Ross Macmillan, Head of Research and Intelligence at allpay Limited

With experts predicting the end of cash for the last five decades, it’s no surprise that with the increasing use of mobile payments and digital wallets, they’re at it again.

However, for all the talk about cryptocurrencies and virtual accounts – the value of banknotes in circulation in the UK has actually increased threefold over the past 20 years, according to the Bank of England. As at end-July 2015, the total value of Bank of England notes in circulation stood at £62.6 billion.

And with more than 18 billion cash payments made in 2014, according to Payments UK, which accounted for 48% of all payments made in the UK, you could argue cash is alive and far from dead.

Although it’s true that cash is declining as a whole – and that consumers are less likely to use cash for transactions than they were in the past – it’s very much alive and kicking (and even showing growth) in some markets….

What’s not to love about cash? According to a Bank of England Survey in 2014 consumers feel cash offers a unique set of attributes: It’s fast, convenient, universally accepted, helpful for budgeting and anonymous. It also provides immediate final settlement with no reliance on technology or central infrastructure.

Using cash to pay a bill can also be easily facilitated through national networks like the Post Office, PayPoint or Payzone outlets – so bills can be paid when customers are out doing their shopping. According to Payments UK, newsagents accounted for the highest percentage of all consumer cash payments in 2014 by volume.

Household bills

Consider some of the major household bills like rent, council tax, water, TV Licence, gas and electricity. Every year hundreds of millions of payments for household bills are made with coins or paper providing flexibility and convenience for the likes of the rurally isolated, unemployed, un/under-banked, digitally excluded, elderly or vulnerable. If they were unable to use cash, they’d incur arrears on their bills and fall into debt. In fact, according to industry data, in some of these sectors between 10% and 39% of payments are still made in cash and cheque. In energy and housing for example, there has been an increase in volume, albeit small, between 2014 and 15.

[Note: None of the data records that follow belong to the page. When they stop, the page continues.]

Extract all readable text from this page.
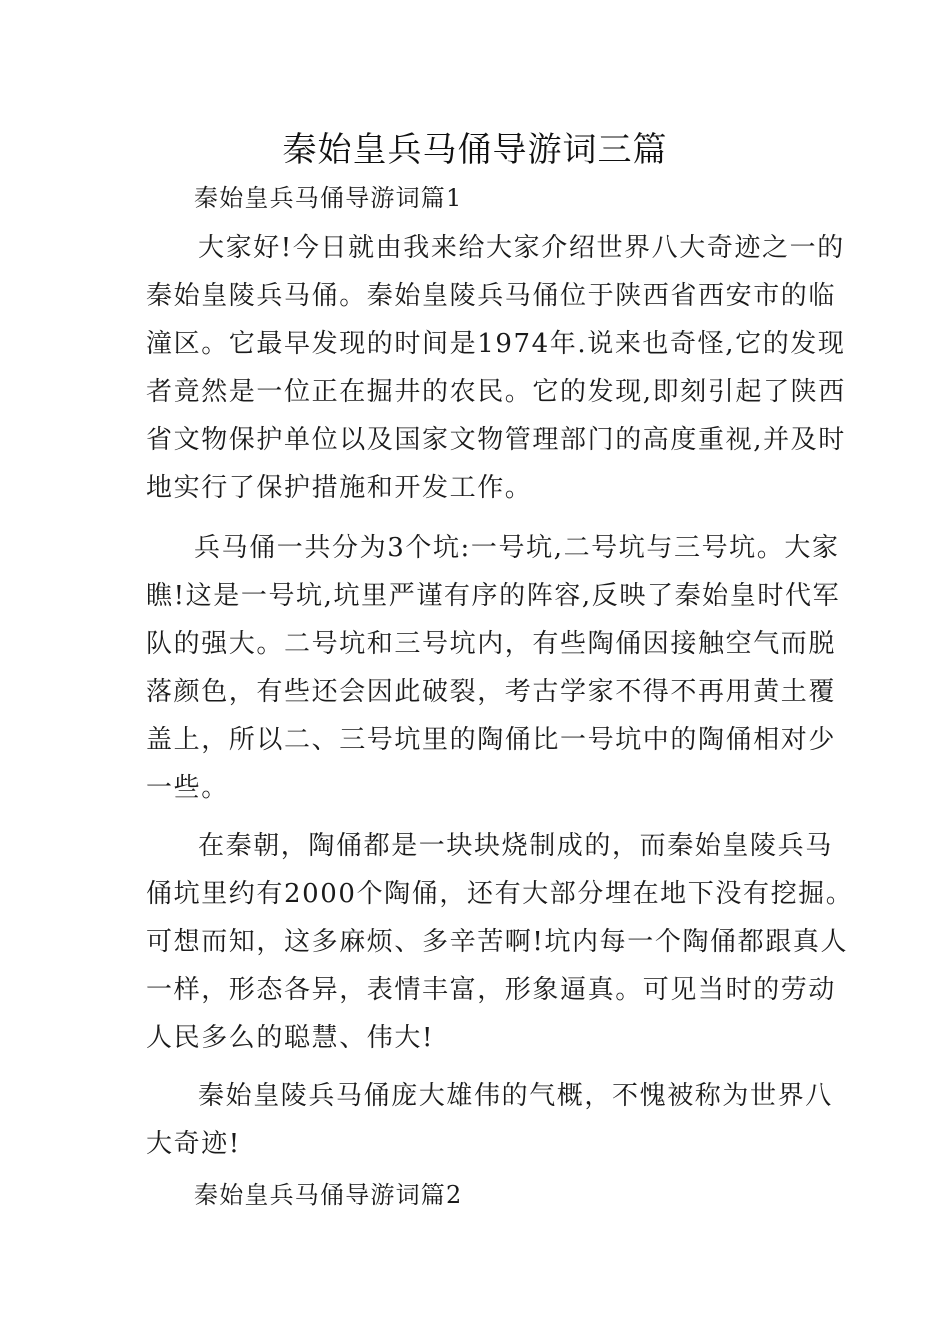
秦始皇兵马俑导游词三篇
秦始皇兵马俑导游词篇1
大家好!今日就由我来给大家介绍世界八大奇迹之一的
秦始皇陵兵马俑。秦始皇陵兵马俑位于陕西省西安市的临
潼区。它最早发现的时间是1974年.说来也奇怪,它的发现
者竟然是一位正在掘井的农民。它的发现,即刻引起了陕西
省文物保护单位以及国家文物管理部门的高度重视,并及时
地实行了保护措施和开发工作。
兵马俑一共分为3个坑:一号坑,二号坑与三号坑。大家
瞧!这是一号坑,坑里严谨有序的阵容,反映了秦始皇时代军
队的强大。二号坑和三号坑内，有些陶俑因接触空气而脱
落颜色，有些还会因此破裂，考古学家不得不再用黄土覆
盖上，所以二、三号坑里的陶俑比一号坑中的陶俑相对少
一些。
在秦朝，陶俑都是一块块烧制成的，而秦始皇陵兵马
俑坑里约有2000个陶俑，还有大部分埋在地下没有挖掘。
可想而知，这多麻烦、多辛苦啊!坑内每一个陶俑都跟真人
一样，形态各异，表情丰富，形象逼真。可见当时的劳动
人民多么的聪慧、伟大!
秦始皇陵兵马俑庞大雄伟的气概，不愧被称为世界八
大奇迹!
秦始皇兵马俑导游词篇2
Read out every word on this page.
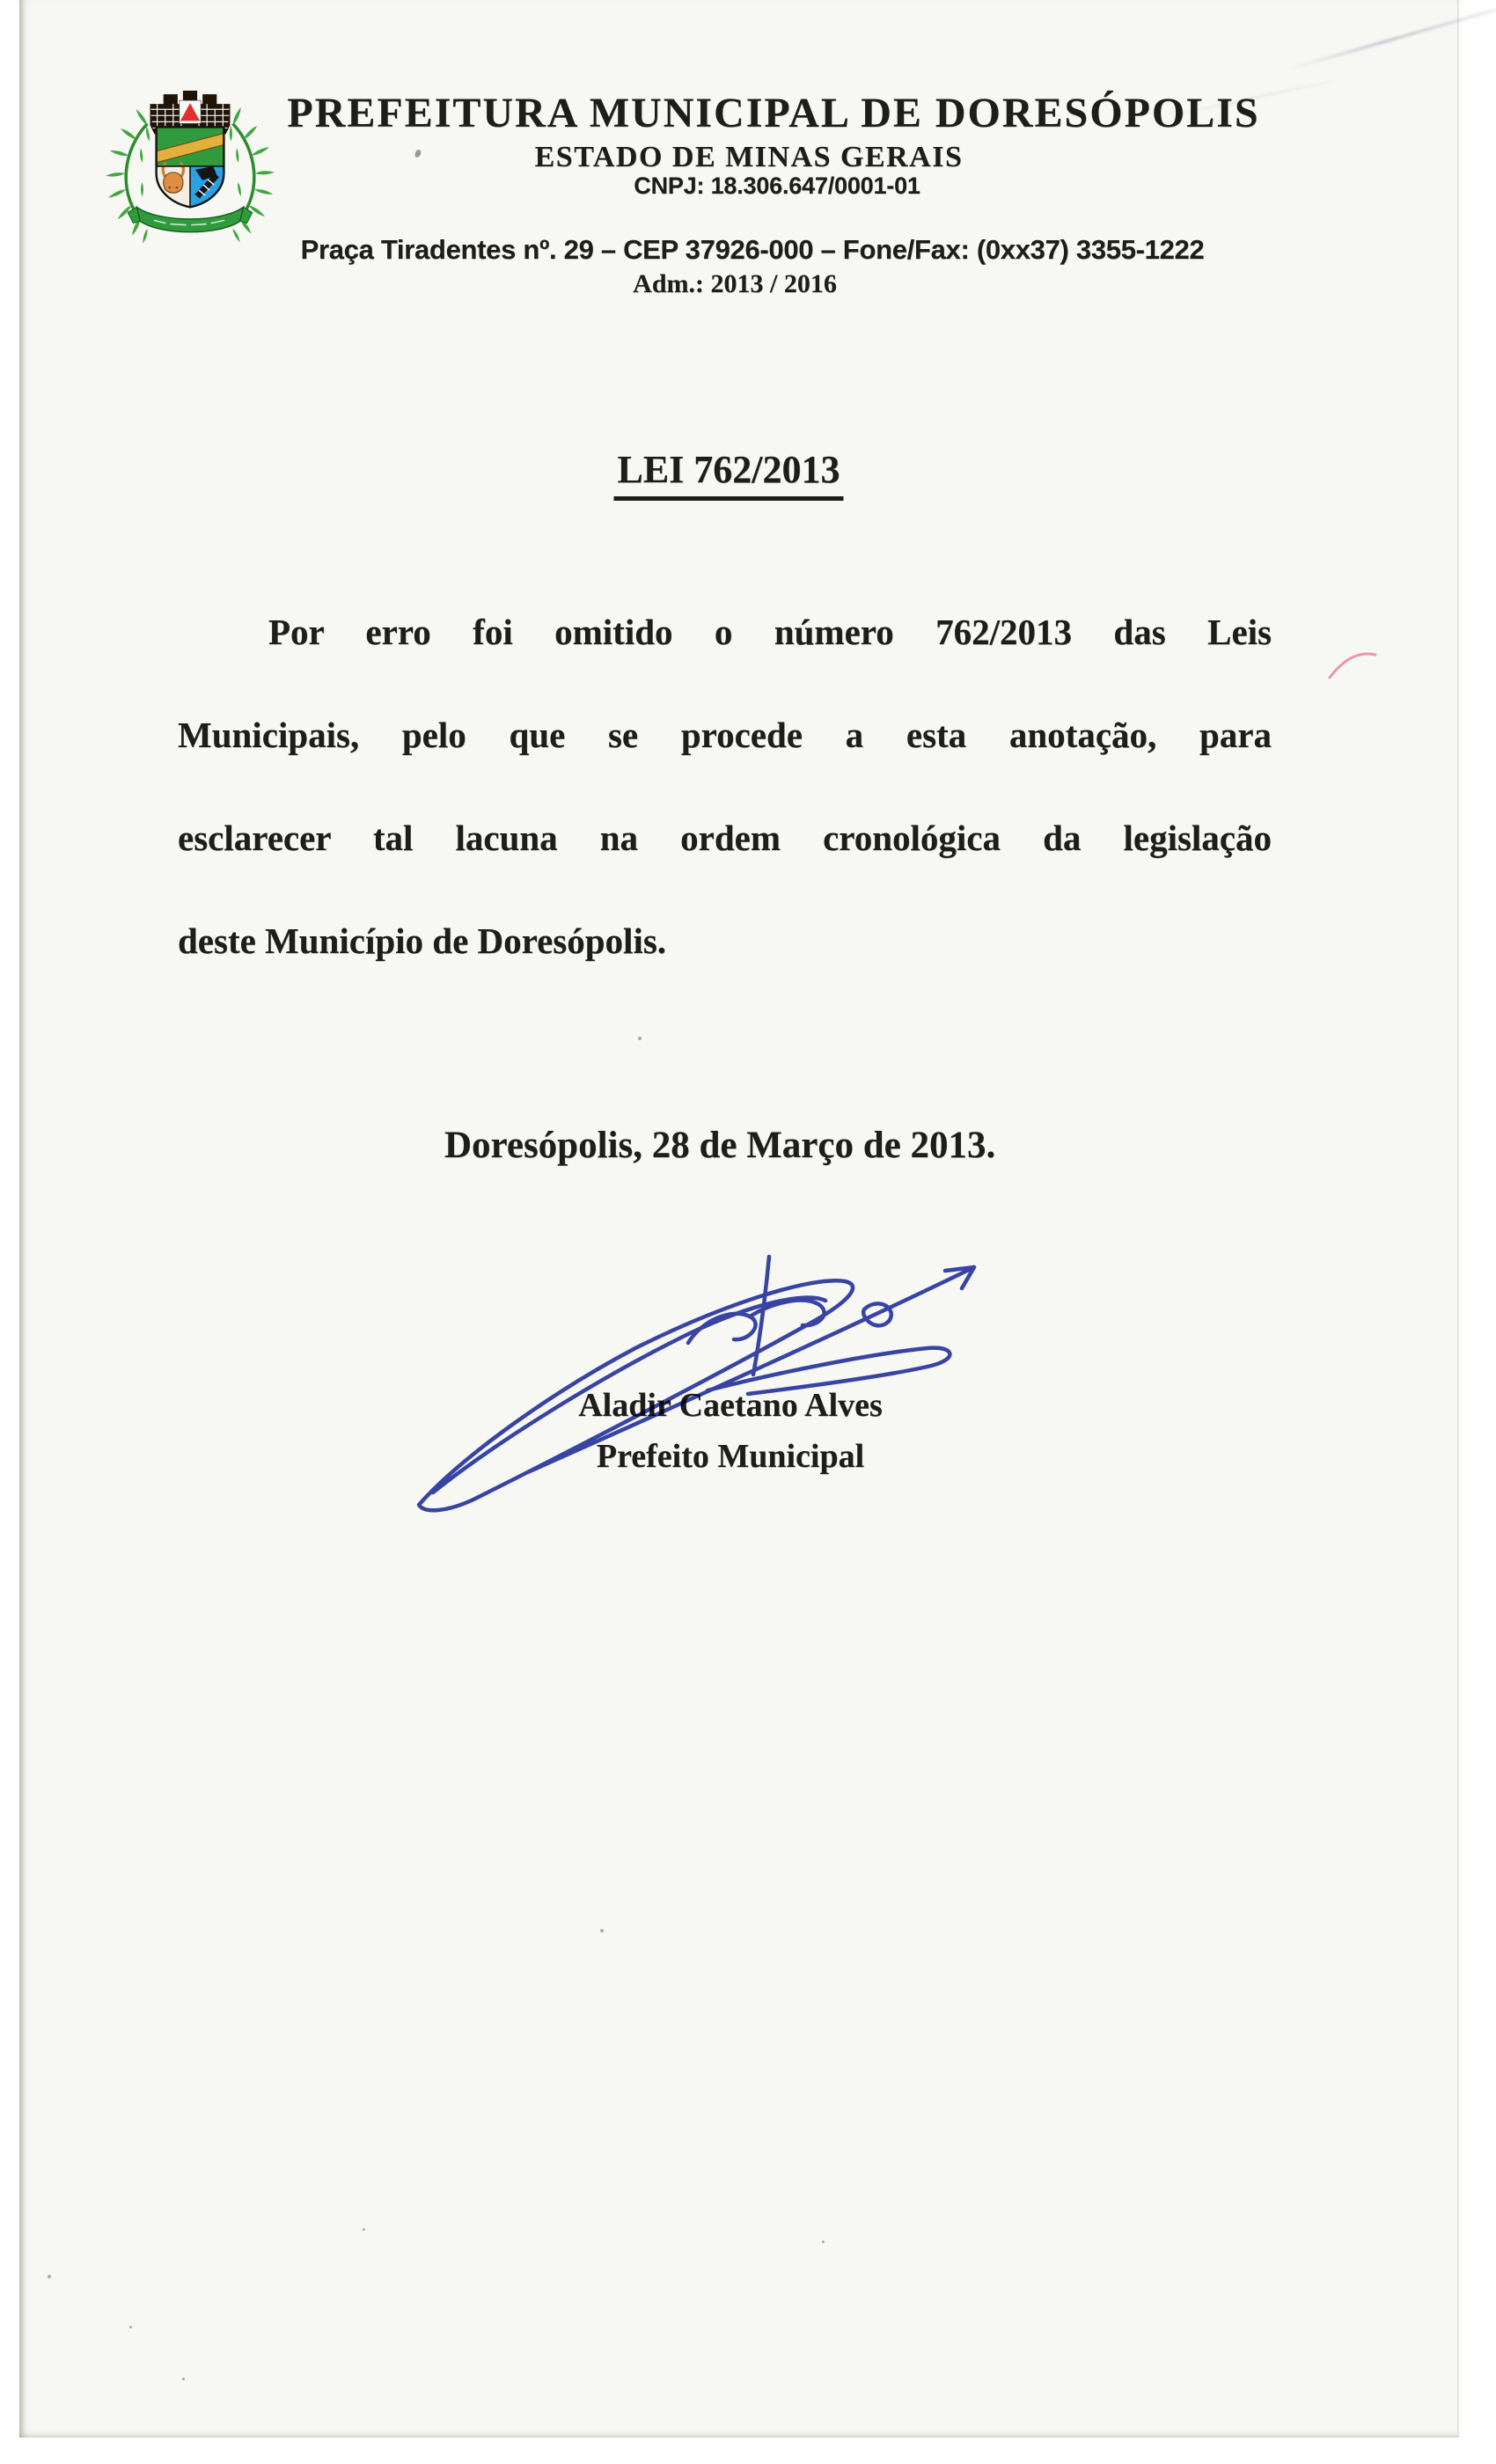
PREFEITURA MUNICIPAL DE DORESÓPOLIS
ESTADO DE MINAS GERAIS
CNPJ: 18.306.647/0001-01
Praça Tiradentes nº. 29 – CEP 37926-000 – Fone/Fax: (0xx37) 3355-1222
Adm.: 2013 / 2016
LEI 762/2013
Por erro foi omitido o número 762/2013 das Leis
Municipais, pelo que se procede a esta anotação, para
esclarecer tal lacuna na ordem cronológica da legislação
deste Município de Doresópolis.
Doresópolis, 28 de Março de 2013.
Aladir Caetano Alves
Prefeito Municipal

There is good recognition across government of the near two million adults in the UK who don’t have a bank account – and as such, there are good examples where central departments have included provision for the payment of bills in cash such as self-assessments, court fines and vehicle tax.

Through the extension of the Post Office Card Account (POCA) – which allows claimants of benefits, pensions and tax credits to receive funds directly into a POCA to withdraw in cash and pay bills, they have preserved a service still used by around 2.5 million people, including more than 1.3 million pensioners.

In housing and local government, welfare reforms such as the ‘bedroom tax’ and localisation of council tax benefit has required some people to pay a bill for the first time – with a large proportion in the sector preferring to budget and pay their bills in cash. When it comes to paying energy bills, some six million households rely on pre-payment meters to track and pay for their energy use, which usually involves cash top-ups at the local shop or Post Office, allowing them to tightly manage their expenditure.

Elsewhere, individual commitments like club subscriptions, loan repayments, catalogue and mail orders and charity support still have high volumes of cash and cheque payments.

Peace of mind

It’s clear that bill issuers may be missing a trick by excluding cash from their payment acceptance offerings – as catering for all demographics will increase collection rates.

Cash may also be the first choice for a consumer due to a fear they may have in submitting their bank or card details given the regular and well-publicised spate of security breaches.
According to Payments UK, of the 1.6 million consumers who rely predominantly on cash to make their day-to-day payments, nearly 40% are aged 65 or over. It adds that younger people are far less likely to rely on cash in this way, perhaps reflecting the fact that generally they tend to be more comfortable with electronic payment methods.


If bill issuers need any more convincing that cash is not to be written off just yet, recent EU changes to interchange have also made cash, in some instances, more cost effective for some higher value bills compared to a debit card payment. A debit card payment is now largely charged as a % of the value of the bill, made online or over the phone – making the offering of cash a cost-saving measure. Cash may now be behind a direct debit and standing order as the next most cost-effective payment method.

While it’s easy to get swept up in the hype of bitcoins and biometrics, bill issuers should ask themselves how easy it is for their customers to pay. For some, any number of the new payment methods may be unavailable to them, may be intimidating or may result in security fears.

Bill issuers should remember to cater to all of the people they serve and do all they can to offer a multi-channel approach that acknowledges all needs and circumstances. If not, they’re at risk of losing loyal customers and worse still the cash they have in their pockets.